Sandra was in Lafayette, Louisiana, for the super regional, making the hour drive from Lake Charles for that three-game set, but she’d put off two needed surgeries until after baseball season, and her health didn’t allow for her to be in Oxford for the regional or travel like she wanted for the College World Series.

The day Virginia eliminated Ole Miss she sent me this: “It’s a sad day, but I’m just so proud of all of them. I want to see his face when he gets back to Oxford and see the people cheering his team for what they’ve accomplished. Don’t say anything. I want to surprise him.”

That’s stuck with me. She was in the fight for her life, but she’d use any energy she had to surprise her son and have that memory, that moment. And really that’s what sports are at their best, and that’s — in my long-winded way of getting there — the legacy of the Rebels who won the national title.

The new season starts in fewer than two weeks. There are new names and games, and you turn the page.

It’s a chance for new moments and time with family members or teammates and the enduring part of last year is obviously the improbable road from the bottom of the SEC, but beyond that it’s about how everyone has the place in time they will always remember, and the team gave the fans and each other that.

The way Omaha exploded and the stadium stayed full after the final game, as spectators hugged and cried and called home. It was a snapshot before time moves on.

TJ McCants hugging his mother in the stands in Omaha is seared into my brain. Felicia McCants gave every ounce of her energy to have that with her son. She passed away in the fall. TJ was told in April she had weeks to live, and he played through that torture while watching his mother overcome odds and deliver strength and hope. She told TJ they would be together in Omaha. She was right.

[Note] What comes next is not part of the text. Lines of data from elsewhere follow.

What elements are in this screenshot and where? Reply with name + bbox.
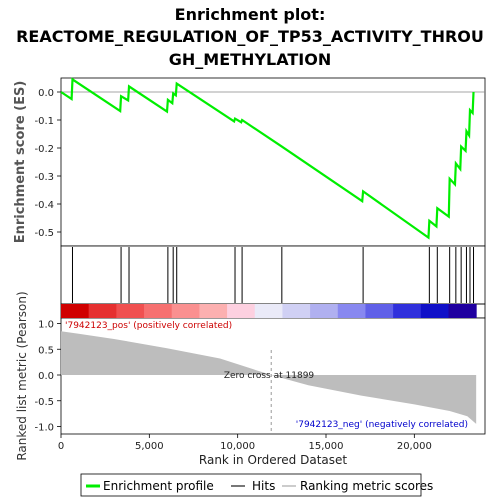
es-axis-label: Enrichment score (ES) xyxy=(13,81,28,244)
rank-gradient-segment xyxy=(61,304,90,318)
metric-tick-label: -0.5 xyxy=(34,397,54,408)
es-tick-label: -0.2 xyxy=(34,144,54,155)
pos-correlated-label: '7942123_pos' (positively correlated) xyxy=(65,321,232,331)
hits-panel xyxy=(60,245,486,305)
zero-cross-label: Zero cross at 11899 xyxy=(224,371,315,381)
legend-profile-label: Enrichment profile xyxy=(103,479,214,493)
x-tick-label: 15,000 xyxy=(309,441,344,452)
es-tick-label: 0.0 xyxy=(38,88,54,99)
metric-area xyxy=(61,331,477,424)
metric-layer xyxy=(61,331,477,434)
rank-gradient-segment xyxy=(365,304,394,318)
rank-gradient-segment xyxy=(310,304,339,318)
es-tick-label: -0.5 xyxy=(34,228,54,239)
hits-layer xyxy=(71,247,475,303)
rank-gradient-segment xyxy=(420,304,449,318)
metric-axis-label: Ranked list metric (Pearson) xyxy=(15,291,29,460)
x-tick-label: 10,000 xyxy=(220,441,255,452)
legend-metric-label: Ranking metric scores xyxy=(300,479,433,493)
legend-hits-label: Hits xyxy=(252,479,275,493)
x-tick-label: 5,000 xyxy=(135,441,164,452)
es-tick-label: -0.3 xyxy=(34,172,54,183)
metric-tick-label: 0.0 xyxy=(38,371,54,382)
es-tick-label: -0.4 xyxy=(34,200,54,211)
metric-tick-label: 1.0 xyxy=(38,320,54,331)
title-line-1: Enrichment plot: xyxy=(175,5,326,24)
enrichment-profile-line xyxy=(60,77,475,240)
metric-tick-label: 0.5 xyxy=(38,345,54,356)
rank-gradient-segment xyxy=(171,304,200,318)
es-panel xyxy=(60,77,486,247)
neg-correlated-label: '7942123_neg' (negatively correlated) xyxy=(296,420,468,430)
x-tick-label: 20,000 xyxy=(397,441,432,452)
es-tick-label: -0.1 xyxy=(34,116,54,127)
rank-gradient-segment xyxy=(393,304,422,318)
axis-ticks: 0.0 -0.1 -0.2 -0.3 -0.4 -0.5 1.0 0.5 0.0 -0.5 -1.0… xyxy=(34,88,431,452)
rank-gradient-segment xyxy=(199,304,228,318)
rank-gradient xyxy=(61,304,477,318)
legend-box xyxy=(80,473,422,497)
rank-gradient-segment xyxy=(88,304,117,318)
rank-gradient-segment xyxy=(282,304,311,318)
x-tick-label: 0 xyxy=(58,441,64,452)
rank-gradient-segment xyxy=(227,304,256,318)
rank-gradient-segment xyxy=(116,304,145,318)
x-axis-label: Rank in Ordered Dataset xyxy=(199,453,347,467)
rank-gradient-segment xyxy=(448,304,477,318)
title-line-3: GH_METHYLATION xyxy=(169,50,331,69)
title-line-2: REACTOME_REGULATION_OF_TP53_ACTIVITY_THR… xyxy=(16,27,484,46)
rank-gradient-segment xyxy=(254,304,283,318)
es-layer xyxy=(60,77,485,240)
rank-gradient-segment xyxy=(144,304,173,318)
rank-gradient-segment xyxy=(337,304,366,318)
metric-tick-label: -1.0 xyxy=(34,423,54,434)
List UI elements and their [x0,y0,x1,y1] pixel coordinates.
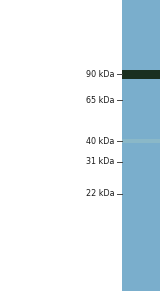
Text: 90 kDa: 90 kDa [86,70,114,79]
Text: 40 kDa: 40 kDa [86,137,114,146]
Text: 65 kDa: 65 kDa [86,96,114,105]
Text: 22 kDa: 22 kDa [86,189,114,198]
Bar [122,0,160,291]
Bar [122,139,160,143]
Text: 31 kDa: 31 kDa [86,157,114,166]
Bar [122,70,160,79]
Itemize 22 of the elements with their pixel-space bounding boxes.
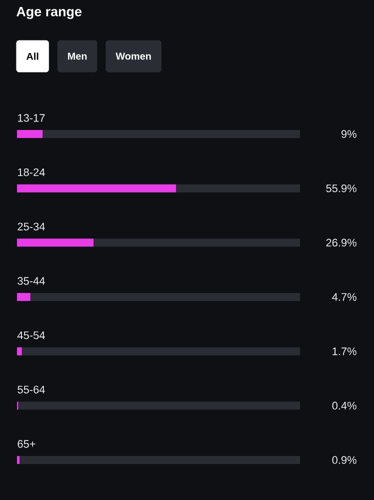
bar [17, 292, 30, 301]
chart-title: Age range [16, 6, 82, 20]
y-tick-label: 55-64 [18, 386, 45, 394]
bar [17, 130, 43, 138]
y-tick-label: 35-44 [18, 277, 45, 285]
data-label: 55.9% [326, 184, 356, 192]
y-tick-label: 25-34 [18, 222, 45, 230]
data-label: 1.7% [332, 348, 356, 356]
y-tick-label: 45-54 [17, 331, 45, 340]
bar [17, 456, 20, 464]
y-tick-label: 65+ [18, 440, 36, 448]
text: Men [68, 52, 87, 60]
y-tick-label: 18-24 [18, 168, 45, 176]
bar [17, 347, 22, 356]
text: Women [116, 52, 151, 60]
y-tick-label: 13-17 [18, 114, 45, 122]
data-label: 0.4% [332, 402, 356, 410]
data-label: 26.9% [326, 238, 356, 247]
data-label: 4.7% [332, 293, 356, 301]
text: All [26, 52, 38, 60]
data-label: 0.9% [332, 456, 356, 464]
data-label: 9% [341, 130, 356, 138]
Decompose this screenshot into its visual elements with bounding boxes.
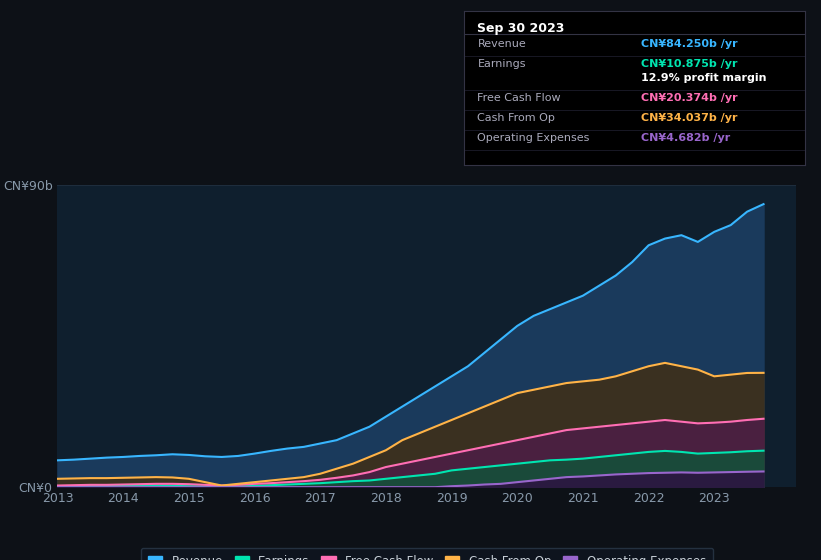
Text: CN¥10.875b /yr: CN¥10.875b /yr xyxy=(641,59,737,69)
Text: Revenue: Revenue xyxy=(478,39,526,49)
Text: 12.9% profit margin: 12.9% profit margin xyxy=(641,73,767,83)
Text: CN¥20.374b /yr: CN¥20.374b /yr xyxy=(641,93,737,103)
Text: Free Cash Flow: Free Cash Flow xyxy=(478,93,561,103)
Legend: Revenue, Earnings, Free Cash Flow, Cash From Op, Operating Expenses: Revenue, Earnings, Free Cash Flow, Cash … xyxy=(140,548,713,560)
Text: Operating Expenses: Operating Expenses xyxy=(478,133,589,143)
Text: CN¥4.682b /yr: CN¥4.682b /yr xyxy=(641,133,731,143)
Text: CN¥34.037b /yr: CN¥34.037b /yr xyxy=(641,113,737,123)
Text: CN¥84.250b /yr: CN¥84.250b /yr xyxy=(641,39,737,49)
Text: Earnings: Earnings xyxy=(478,59,526,69)
Text: Cash From Op: Cash From Op xyxy=(478,113,555,123)
Text: Sep 30 2023: Sep 30 2023 xyxy=(478,22,565,35)
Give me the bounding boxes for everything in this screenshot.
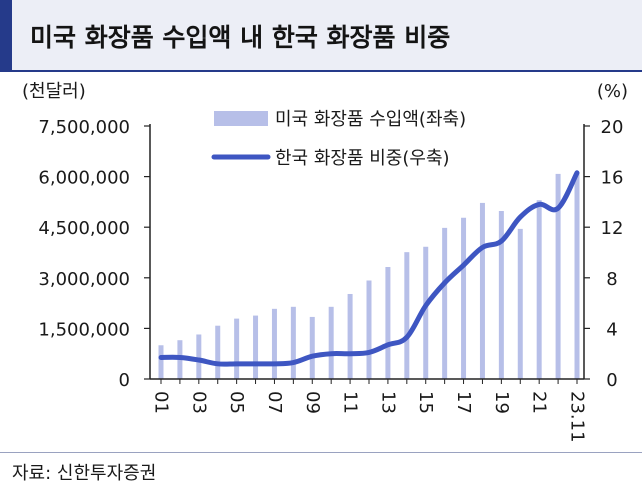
dual-axis-chart: (천달러) (%) 0 1,500,000 3,000,000 4,500,000 6,00… [22,81,628,443]
bar-import-23.11 [574,172,580,379]
legend-bar-swatch [214,111,268,126]
bar-import-12 [366,280,372,379]
left-tick-label: 0 [119,370,130,391]
x-tick-label: 11 [340,391,361,414]
x-tick-label: 21 [529,391,550,414]
bar-import-10 [328,306,334,379]
bar-import-06 [253,315,259,379]
bar-import-04 [215,325,221,379]
x-tick-label: 15 [415,391,436,414]
x-tick-label: 05 [226,391,247,414]
right-tick-label: 16 [601,168,624,189]
right-axis-unit: (%) [597,81,628,102]
bar-import-15 [423,246,429,379]
bar-import-01 [158,345,164,379]
bar-import-19 [498,211,504,379]
bar-import-20 [517,228,523,379]
left-tick-label: 6,000,000 [38,168,130,189]
right-tick-label: 20 [601,117,624,138]
bar-import-17 [461,217,467,379]
bar-import-16 [442,227,448,379]
bar-import-08 [290,306,296,379]
left-tick-label: 3,000,000 [38,269,130,290]
x-tick-label: 19 [491,391,512,414]
bar-import-11 [347,293,353,379]
bar-import-13 [385,267,391,379]
bar-import-05 [234,318,240,379]
x-tick-label: 09 [302,391,323,414]
source-note: 자료: 신한투자증권 [12,463,157,484]
chart-title: 미국 화장품 수입액 내 한국 화장품 비중 [30,23,451,52]
source-divider [0,452,642,453]
x-tick-label: 13 [377,391,398,414]
x-tick-label: 23.11 [567,391,588,443]
bar-import-03 [196,334,202,379]
bar-import-22 [555,173,561,379]
x-tick-label: 03 [188,391,209,414]
bar-import-21 [536,200,542,379]
x-tick-label: 01 [151,391,172,414]
bar-import-14 [404,252,410,379]
left-tick-label: 1,500,000 [38,319,130,340]
right-tick-label: 8 [606,269,617,290]
bar-import-07 [271,308,277,379]
left-axis-unit: (천달러) [22,81,86,102]
legend-bar-label: 미국 화장품 수입액(좌축) [275,109,466,130]
title-accent-bar [0,0,12,72]
bar-import-18 [479,202,485,379]
right-tick-label: 12 [601,218,624,239]
x-tick-label: 07 [264,391,285,414]
left-tick-label: 7,500,000 [38,117,130,138]
title-banner: 미국 화장품 수입액 내 한국 화장품 비중 [0,0,642,72]
right-tick-label: 0 [606,370,617,391]
bar-import-09 [309,316,315,379]
title-underline [0,70,642,72]
right-tick-label: 4 [606,319,617,340]
left-tick-label: 4,500,000 [38,218,130,239]
x-tick-label: 17 [453,391,474,414]
legend-line-label: 한국 화장품 비중(우축) [275,148,450,169]
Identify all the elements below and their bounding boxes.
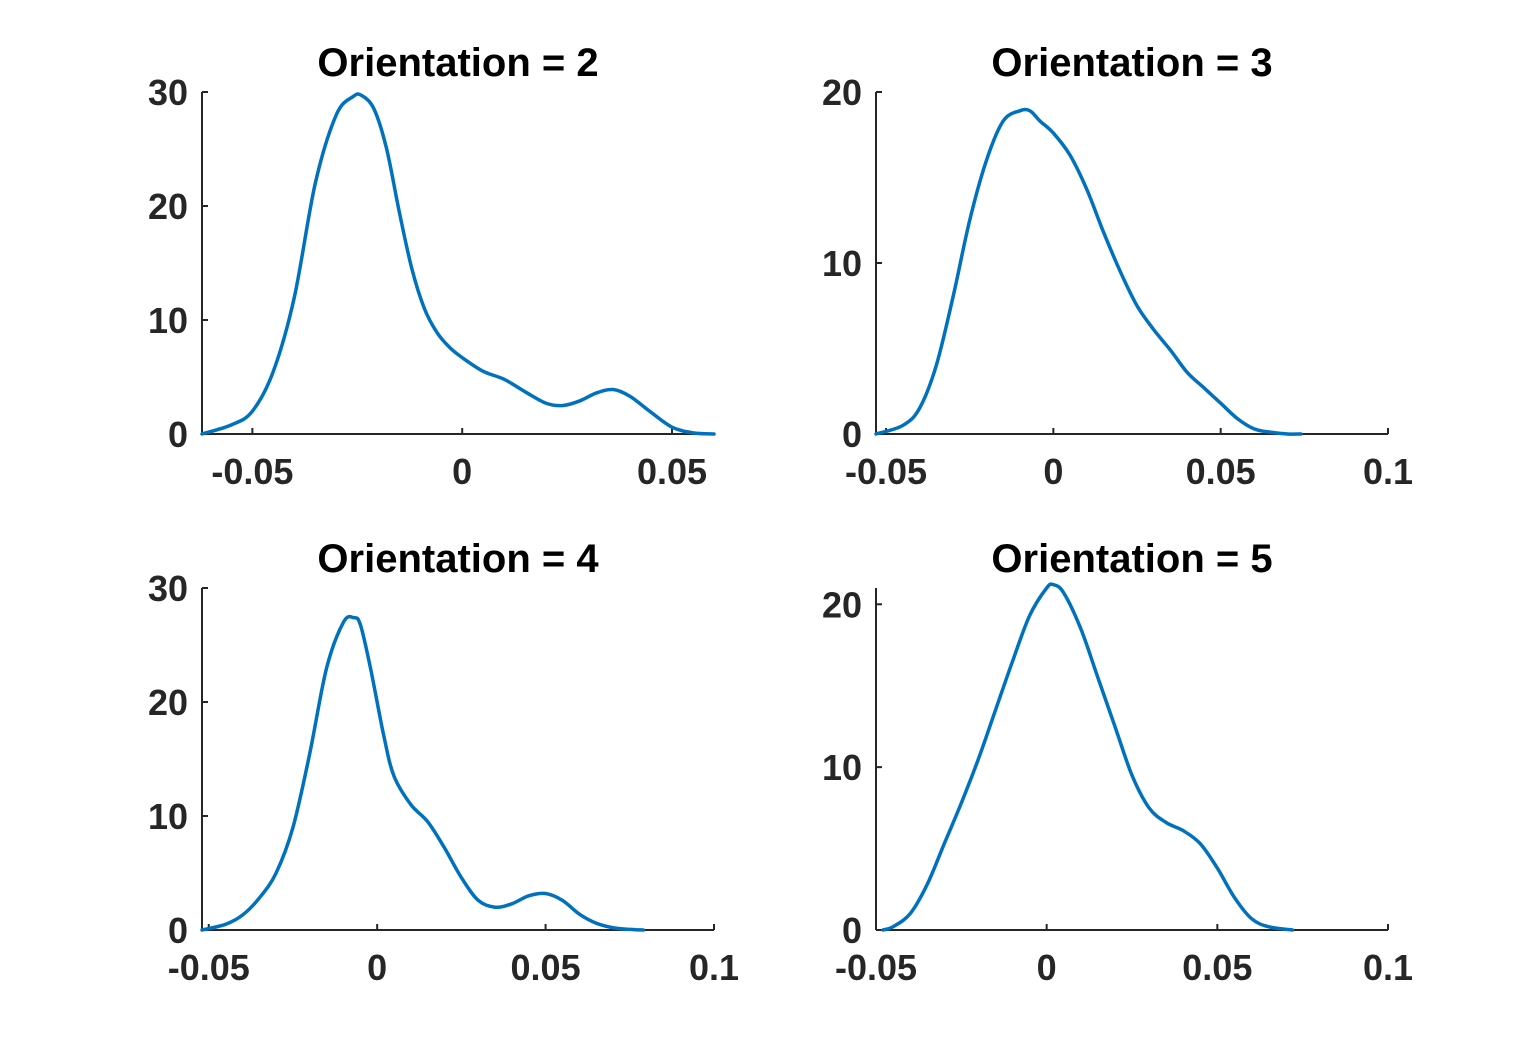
- x-tick-label: 0.1: [1363, 947, 1413, 988]
- x-tick-label: 0: [367, 947, 387, 988]
- y-tick-label: 10: [148, 796, 188, 837]
- y-tick-label: 30: [148, 72, 188, 113]
- y-tick-label: 10: [822, 243, 862, 284]
- x-tick-label: 0: [1037, 947, 1057, 988]
- x-tick-label: -0.05: [168, 947, 250, 988]
- y-tick-label: 10: [148, 300, 188, 341]
- y-tick-label: 0: [842, 910, 862, 951]
- subplot-title: Orientation = 4: [317, 537, 599, 581]
- y-tick-label: 30: [148, 568, 188, 609]
- density-curve: [874, 107, 1303, 436]
- x-tick-label: 0.05: [1186, 451, 1256, 492]
- y-tick-label: 10: [822, 747, 862, 788]
- y-tick-label: 0: [842, 414, 862, 455]
- y-tick-label: 0: [168, 910, 188, 951]
- density-curve: [200, 92, 716, 436]
- x-tick-label: 0.05: [511, 947, 581, 988]
- y-tick-label: 20: [148, 682, 188, 723]
- subplot-title: Orientation = 3: [991, 41, 1272, 85]
- y-tick-label: 0: [168, 414, 188, 455]
- density-curve: [200, 614, 646, 932]
- x-tick-label: -0.05: [845, 451, 927, 492]
- y-tick-label: 20: [822, 584, 862, 625]
- subplot-orientation-2: Orientation = 2 0 10 20 30 -0.05 0 0.05: [148, 41, 716, 492]
- subplot-title: Orientation = 2: [317, 41, 598, 85]
- x-tick-label: 0: [452, 451, 472, 492]
- y-tick-label: 20: [822, 72, 862, 113]
- y-tick-label: 20: [148, 186, 188, 227]
- x-tick-label: -0.05: [835, 947, 917, 988]
- density-curve: [881, 582, 1295, 932]
- x-tick-label: -0.05: [211, 451, 293, 492]
- x-tick-label: 0.05: [637, 451, 707, 492]
- x-tick-label: 0.1: [1363, 451, 1413, 492]
- subplot-title: Orientation = 5: [991, 537, 1272, 581]
- x-tick-label: 0.1: [689, 947, 739, 988]
- x-tick-label: 0.05: [1182, 947, 1252, 988]
- x-tick-label: 0: [1043, 451, 1063, 492]
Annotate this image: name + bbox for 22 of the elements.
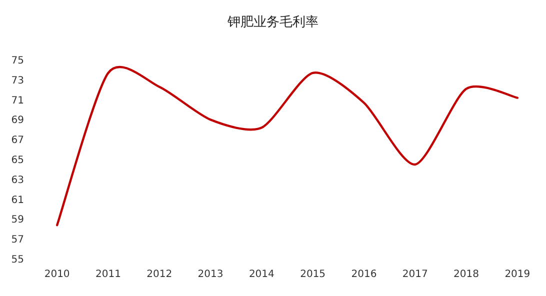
y-tick-label: 69 [11,115,24,126]
y-tick-label: 57 [11,234,24,246]
y-tick-label: 55 [11,254,24,266]
y-tick-label: 67 [11,135,24,146]
x-tick-label: 2010 [44,269,70,280]
y-tick-label: 61 [11,194,24,206]
y-tick-label: 59 [11,214,24,226]
y-tick-label: 71 [11,95,24,106]
y-tick-label: 63 [11,174,24,186]
y-tick-label: 73 [11,75,24,86]
x-tick-label: 2011 [96,269,121,280]
y-tick-label: 75 [11,56,24,66]
x-tick-label: 2017 [402,269,428,280]
x-tick-label: 2016 [351,269,377,280]
x-tick-label: 2018 [454,269,479,280]
chart-title: 钾肥业务毛利率 [226,14,318,30]
x-tick-label: 2012 [146,269,172,280]
x-tick-label: 2019 [504,269,530,280]
x-tick-label: 2014 [248,269,274,280]
x-tick-label: 2015 [300,269,326,280]
y-tick-label: 65 [11,155,24,166]
x-tick-label: 2013 [198,269,224,280]
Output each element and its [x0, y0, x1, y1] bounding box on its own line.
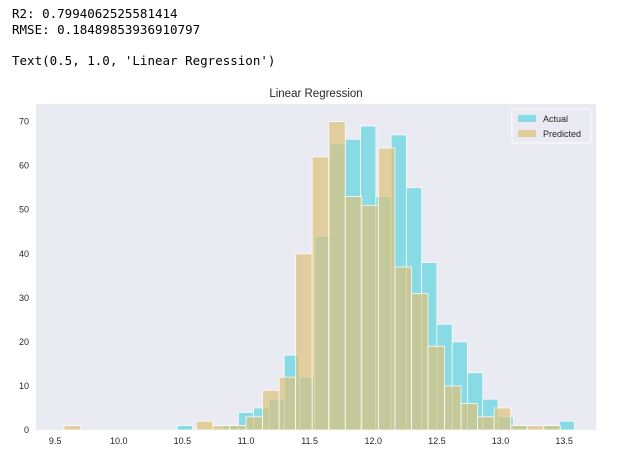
x-tick-label: 11.5	[301, 436, 318, 446]
predicted-bar	[427, 345, 445, 431]
predicted-bar	[510, 425, 528, 431]
predicted-bar	[344, 196, 363, 431]
y-tick-label: 40	[19, 249, 29, 259]
predicted-bar	[377, 147, 396, 431]
y-tick-label: 20	[19, 337, 29, 347]
legend-swatch-actual	[518, 115, 536, 122]
predicted-bar	[212, 425, 230, 431]
predicted-bar	[460, 403, 479, 431]
x-tick-label: 11.0	[238, 436, 255, 446]
x-tick-labels: 9.5 10.0 10.5 11.0 11.5 12.0 12.5 13.0 13.5	[49, 436, 573, 446]
y-tick-label: 0	[24, 425, 29, 435]
predicted-bar	[229, 425, 247, 431]
x-tick-label: 10.5	[174, 436, 192, 446]
predicted-bars	[63, 121, 561, 431]
predicted-bar	[477, 416, 495, 431]
text-repr-output-line: Text(0.5, 1.0, 'Linear Regression')	[12, 53, 276, 68]
predicted-bar	[543, 425, 561, 431]
y-tick-label: 30	[19, 293, 29, 303]
legend-label-actual: Actual	[543, 114, 568, 124]
x-tick-label: 9.5	[49, 436, 62, 446]
predicted-bar	[328, 121, 346, 431]
predicted-bar	[278, 376, 297, 431]
y-tick-label: 60	[19, 161, 29, 171]
predicted-bar	[311, 156, 330, 431]
x-tick-label: 12.0	[365, 436, 383, 446]
rmse-output-line: RMSE: 0.18489853936910797	[12, 22, 201, 37]
x-tick-label: 12.5	[428, 436, 446, 446]
x-tick-label: 13.5	[555, 436, 573, 446]
legend-label-predicted: Predicted	[543, 129, 581, 139]
predicted-bar	[245, 416, 263, 431]
y-tick-labels: 0 10 20 30 40 50 60 70	[19, 117, 29, 435]
r2-output-line: R2: 0.7994062525581414	[12, 6, 178, 21]
x-tick-label: 13.0	[492, 436, 510, 446]
chart-title: Linear Regression	[269, 88, 362, 100]
y-tick-label: 10	[19, 381, 29, 391]
predicted-bar	[444, 385, 462, 431]
predicted-bar	[526, 425, 545, 431]
actual-bar	[176, 425, 193, 431]
x-tick-label: 10.0	[110, 436, 128, 446]
predicted-bar	[195, 420, 214, 431]
y-tick-label: 50	[19, 205, 29, 215]
predicted-bar	[262, 389, 280, 431]
predicted-bar	[411, 293, 429, 431]
legend: Actual Predicted	[511, 108, 592, 144]
y-tick-label: 70	[19, 117, 29, 127]
predicted-bar	[361, 204, 379, 431]
predicted-bar	[493, 407, 512, 431]
predicted-bar	[394, 266, 412, 431]
legend-swatch-predicted	[518, 130, 536, 137]
actual-bar	[558, 420, 575, 431]
predicted-bar	[63, 425, 81, 431]
predicted-bar	[295, 253, 313, 431]
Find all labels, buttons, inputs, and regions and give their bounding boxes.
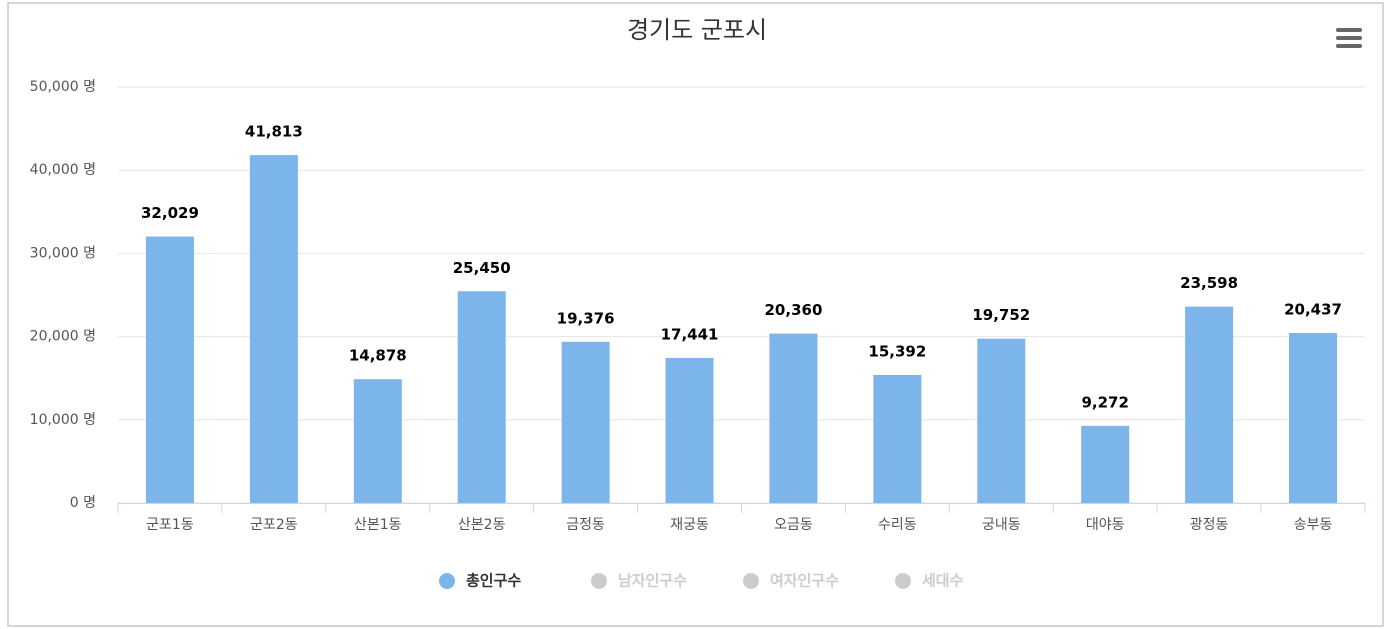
x-tick-label: 수리동 [878, 517, 917, 533]
bar [1185, 306, 1234, 503]
legend-marker[interactable] [439, 573, 455, 589]
data-label: 9,272 [1081, 393, 1128, 411]
bar [145, 236, 194, 503]
menu-button[interactable] [1336, 28, 1362, 48]
x-tick-label: 송부동 [1294, 517, 1333, 533]
legend-marker[interactable] [591, 573, 607, 589]
bar [561, 341, 610, 503]
x-tick-label: 산본2동 [458, 517, 506, 533]
x-tick-label: 군포2동 [250, 517, 298, 533]
legend-label[interactable]: 여자인구수 [770, 572, 839, 590]
x-tick-label: 대야동 [1086, 517, 1125, 533]
menu-bar[interactable] [1336, 36, 1362, 40]
menu-bar[interactable] [1336, 44, 1362, 48]
y-tick-label: 0 명 [70, 495, 96, 511]
bar [873, 374, 922, 503]
x-tick-label: 재궁동 [670, 517, 709, 533]
data-label: 17,441 [661, 325, 719, 343]
x-tick-label: 산본1동 [354, 517, 402, 533]
x-tick-label: 군포1동 [146, 517, 194, 533]
y-tick-label: 40,000 명 [30, 162, 96, 178]
data-label: 25,450 [453, 259, 511, 277]
data-label: 19,376 [557, 309, 615, 327]
y-tick-label: 10,000 명 [30, 412, 96, 428]
y-tick-label: 50,000 명 [30, 79, 96, 95]
data-label: 32,029 [141, 204, 199, 222]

My friend Tim Climer is the biggest college baseball fan I know, and his dad, Tommy, was a pitcher on the Ole Miss teams that won the SEC in 1959 and 1960 but couldn’t play in the postseason. Tommy’s health didn’t allow the father and son to enjoy last summer the way they deserved, and Tommy passed away last month.

The point is the clock keeps moving. Somewhere at Swayze Field, there will be an empty seat that was filled a year ago — whether it’s death or sickness or simply relocation that means in-person Ole Miss baseball isn’t possible. We have the time we have, and we try to fill it with as many good things as we can.

Hunter Elliott will throw the first pitch of the season to a Delaware batter on February 17. There will be celebration and commemoration that weekend to honor the national champions. Then, the games continue and a new season fully takes bloom.

The pursuit for more wins and more trophies and to build on the lofty foundation that’s there. And more chances to celebrate and experience with people you care about. The investment that gives back in those times.

There were so many personal stories in Omaha and Hattiesburg. Many I don't know. The lengths people went to in order to share in the collective tidal wave. Remember that about last season. Hold on to your version of whatever that looked like and felt like in those days.

That’s the legacy of last season before, soon, it all begins anew.